Nie zawsze to zadanie należało do łatwych. Podobnie było, kiedy wyjaśniał
swojemu przybranemu ojcu, że wnuków to on się raczej nie doczeka. W końcu jakoś to przebolał. Ciekawe czy tym
razem też będzie mieć tyle szczęścia…
-Skoro
tak twierdzisz. – Postanowił odpuścić. Młody coś przed nim ukrywał. Teraz tylko
musiał się zastanowić czy na pewno obchodzi go, co. Nigdy nie należał do ludzi,
którzy chcą znać wszystkie sekrety innych. Więcej. Zwykle inni ludzie go nie
obchodzili. Roronoą zainteresował się z kilku powodów. Skoro już tak się stało,
to czy istniał jakikolwiek powód, dla którego miałby to zainteresowanie
utracić? I czy potrzebuje jeszcze jakichś informacji by je utrzymać? Na takie
pytania nie ma, co odpowiadać w pośpiechu. Postanowił nad tym pomyśleć. – Tylko
nie wysadź szkoły.
-Postaram
się. –Ani przez chwilę nie pomyślał, że to koniec tematu. Dalsza część nastąpi.

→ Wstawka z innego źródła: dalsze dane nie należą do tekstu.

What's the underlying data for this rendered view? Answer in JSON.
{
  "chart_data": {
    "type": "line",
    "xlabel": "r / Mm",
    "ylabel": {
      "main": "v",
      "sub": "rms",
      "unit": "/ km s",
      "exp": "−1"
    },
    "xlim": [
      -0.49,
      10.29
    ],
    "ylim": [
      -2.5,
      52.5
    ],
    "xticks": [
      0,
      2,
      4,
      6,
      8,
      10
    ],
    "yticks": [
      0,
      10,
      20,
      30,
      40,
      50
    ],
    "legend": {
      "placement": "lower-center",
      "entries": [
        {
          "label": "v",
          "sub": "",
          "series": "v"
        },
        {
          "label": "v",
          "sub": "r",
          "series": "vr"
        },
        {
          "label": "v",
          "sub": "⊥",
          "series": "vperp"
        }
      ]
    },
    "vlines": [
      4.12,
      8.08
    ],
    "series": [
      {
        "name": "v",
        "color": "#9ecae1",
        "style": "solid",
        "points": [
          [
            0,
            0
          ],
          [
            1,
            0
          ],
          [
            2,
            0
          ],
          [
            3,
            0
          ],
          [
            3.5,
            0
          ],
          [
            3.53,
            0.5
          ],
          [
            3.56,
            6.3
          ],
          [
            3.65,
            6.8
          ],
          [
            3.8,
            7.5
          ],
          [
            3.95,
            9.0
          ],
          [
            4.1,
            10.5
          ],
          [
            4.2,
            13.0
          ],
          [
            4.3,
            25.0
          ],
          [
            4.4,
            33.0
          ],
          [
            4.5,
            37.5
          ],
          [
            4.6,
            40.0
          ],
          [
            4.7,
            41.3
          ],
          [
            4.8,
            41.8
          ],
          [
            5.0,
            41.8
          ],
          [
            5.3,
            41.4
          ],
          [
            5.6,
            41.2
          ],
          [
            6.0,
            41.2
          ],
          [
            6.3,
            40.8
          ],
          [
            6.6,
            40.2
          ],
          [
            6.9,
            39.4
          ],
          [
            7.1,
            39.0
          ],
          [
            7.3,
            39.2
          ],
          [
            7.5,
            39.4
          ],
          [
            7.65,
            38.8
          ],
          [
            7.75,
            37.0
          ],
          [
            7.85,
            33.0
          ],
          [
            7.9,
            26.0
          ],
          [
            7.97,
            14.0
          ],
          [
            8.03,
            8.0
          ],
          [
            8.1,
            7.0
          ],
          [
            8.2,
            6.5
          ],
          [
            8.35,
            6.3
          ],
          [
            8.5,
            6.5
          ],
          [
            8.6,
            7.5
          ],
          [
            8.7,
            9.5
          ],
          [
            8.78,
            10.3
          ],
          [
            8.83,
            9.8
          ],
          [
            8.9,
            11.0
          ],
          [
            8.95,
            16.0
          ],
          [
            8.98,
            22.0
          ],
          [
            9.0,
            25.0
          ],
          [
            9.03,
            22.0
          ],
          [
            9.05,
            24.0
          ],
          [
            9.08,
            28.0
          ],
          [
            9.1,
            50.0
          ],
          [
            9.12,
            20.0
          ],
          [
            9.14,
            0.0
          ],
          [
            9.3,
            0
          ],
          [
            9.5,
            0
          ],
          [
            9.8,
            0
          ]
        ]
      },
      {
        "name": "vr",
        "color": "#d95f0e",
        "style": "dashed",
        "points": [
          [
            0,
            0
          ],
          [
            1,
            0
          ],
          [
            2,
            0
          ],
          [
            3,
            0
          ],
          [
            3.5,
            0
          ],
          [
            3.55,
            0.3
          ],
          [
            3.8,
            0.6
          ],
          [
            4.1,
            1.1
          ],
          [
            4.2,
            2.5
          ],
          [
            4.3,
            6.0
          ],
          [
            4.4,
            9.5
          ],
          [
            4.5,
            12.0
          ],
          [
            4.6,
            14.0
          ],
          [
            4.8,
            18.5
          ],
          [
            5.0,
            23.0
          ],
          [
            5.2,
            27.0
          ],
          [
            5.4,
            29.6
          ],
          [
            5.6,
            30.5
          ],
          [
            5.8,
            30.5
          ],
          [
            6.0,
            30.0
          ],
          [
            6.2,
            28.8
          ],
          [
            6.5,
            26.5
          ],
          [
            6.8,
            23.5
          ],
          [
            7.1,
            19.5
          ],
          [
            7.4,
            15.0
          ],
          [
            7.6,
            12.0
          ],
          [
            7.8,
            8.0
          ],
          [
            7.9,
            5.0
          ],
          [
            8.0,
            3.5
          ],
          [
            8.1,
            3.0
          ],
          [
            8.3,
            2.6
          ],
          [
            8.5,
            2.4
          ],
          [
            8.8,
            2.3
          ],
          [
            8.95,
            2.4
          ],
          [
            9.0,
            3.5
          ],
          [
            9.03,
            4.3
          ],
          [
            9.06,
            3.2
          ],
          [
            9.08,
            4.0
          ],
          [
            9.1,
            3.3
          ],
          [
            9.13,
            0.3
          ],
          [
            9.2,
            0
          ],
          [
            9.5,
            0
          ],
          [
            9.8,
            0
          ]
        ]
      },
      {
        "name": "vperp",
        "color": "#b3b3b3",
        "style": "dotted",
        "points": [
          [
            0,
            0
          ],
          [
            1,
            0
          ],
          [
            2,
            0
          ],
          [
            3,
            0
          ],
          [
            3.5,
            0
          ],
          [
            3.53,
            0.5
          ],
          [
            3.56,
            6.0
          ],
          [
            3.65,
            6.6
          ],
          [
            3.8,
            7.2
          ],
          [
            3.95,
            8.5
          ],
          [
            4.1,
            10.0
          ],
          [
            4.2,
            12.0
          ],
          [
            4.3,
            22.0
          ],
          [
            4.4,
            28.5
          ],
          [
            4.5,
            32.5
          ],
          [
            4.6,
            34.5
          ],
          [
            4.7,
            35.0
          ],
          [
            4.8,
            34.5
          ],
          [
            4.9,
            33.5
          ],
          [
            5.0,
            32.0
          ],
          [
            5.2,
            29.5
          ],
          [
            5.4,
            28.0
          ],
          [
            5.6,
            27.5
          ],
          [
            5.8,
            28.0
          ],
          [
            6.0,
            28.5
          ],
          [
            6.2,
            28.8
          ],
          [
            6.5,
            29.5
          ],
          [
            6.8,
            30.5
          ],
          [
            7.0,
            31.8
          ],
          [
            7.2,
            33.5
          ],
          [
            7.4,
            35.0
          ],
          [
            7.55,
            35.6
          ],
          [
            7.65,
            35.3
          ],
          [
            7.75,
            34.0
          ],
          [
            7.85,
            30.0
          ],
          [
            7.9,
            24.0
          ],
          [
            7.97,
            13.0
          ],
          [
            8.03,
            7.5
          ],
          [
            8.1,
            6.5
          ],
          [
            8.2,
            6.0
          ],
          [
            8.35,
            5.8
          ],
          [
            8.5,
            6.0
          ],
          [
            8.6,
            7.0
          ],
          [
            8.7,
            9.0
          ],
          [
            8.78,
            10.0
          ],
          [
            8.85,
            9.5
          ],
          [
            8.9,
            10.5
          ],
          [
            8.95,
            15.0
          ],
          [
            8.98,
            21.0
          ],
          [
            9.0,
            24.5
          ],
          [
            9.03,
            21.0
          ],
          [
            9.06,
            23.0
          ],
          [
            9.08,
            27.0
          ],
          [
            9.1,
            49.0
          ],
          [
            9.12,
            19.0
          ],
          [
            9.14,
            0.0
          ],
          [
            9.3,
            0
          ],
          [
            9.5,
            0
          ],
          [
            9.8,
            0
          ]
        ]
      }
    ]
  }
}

Prędzej czy później. Nie zamierzał się jednak tym przejmować. Zamiast tego
zaczął zbierać swoje rzeczy. Musiał przecież iść na zakupy! W regulaminie kursu
było jasno napisane, że wstęp tylko z własnym fartuchem i ścierką. O ile jakąś
szmatę do wycierania znalazłby, gdzieś w zakamarkach nieużywanych szafek, to
fartuch stanowił większe wyzwanie. Zwłaszcza, że ostatni raz widział coś
takiego w podstawówce, na pani kucharce, która pomagała jemu i jego przyrodniej
siostrze nie umrzeć z głodu. Można powiedzieć, że antytalent kucharski wyniósł
z domu. W związku z tym nie miał nawet pojęcia gdzie szukać tego niezbędnego elementu
garderoby. Liczył, że gdzieś w centrum handlowym, psim swędem, uda mu się, w
miarę szybko zlokalizować owy przedmiot. Kilkugodzinne łażenie po sklepach nie należało
do jego ulubionych zajęć.
-Ale
na trening przyjdziesz?
Z zamyślenia
wyrwał go głos Mihawka.
-Jasne.
– Nie był takiej rzeczy na świecie, która przekonałaby go do rezygnacji z zajęć
kendo. – Do jutra! – Niemal wybiegł z pokoju.
Mihawk
darował sobie odpowiedź.
Po
raz ostatni sprawdził czy wszystko jest jak należy. Zebrał komplet uczniów i
teraz zaczęły nachodzić go inne wątpliwości. Czy sobie poradzi?
-Przecież
jesteś świetnym kucharzem. – Usopp nijak nie potrafił wczuć się w problemy
przyjaciela. – Najlepszym, jakiego znam. – Przełknął ostatni kawałek
nadziewanej papryki. – Najlepszym!
Wiedział,
że kumpel chciał dobrze, ale ciężko o podbudowanie ego, gdy komplementuje cię
gość, który swoje ekspansje kulinarne zakończył na hamburgerach w Mc Donald’sie.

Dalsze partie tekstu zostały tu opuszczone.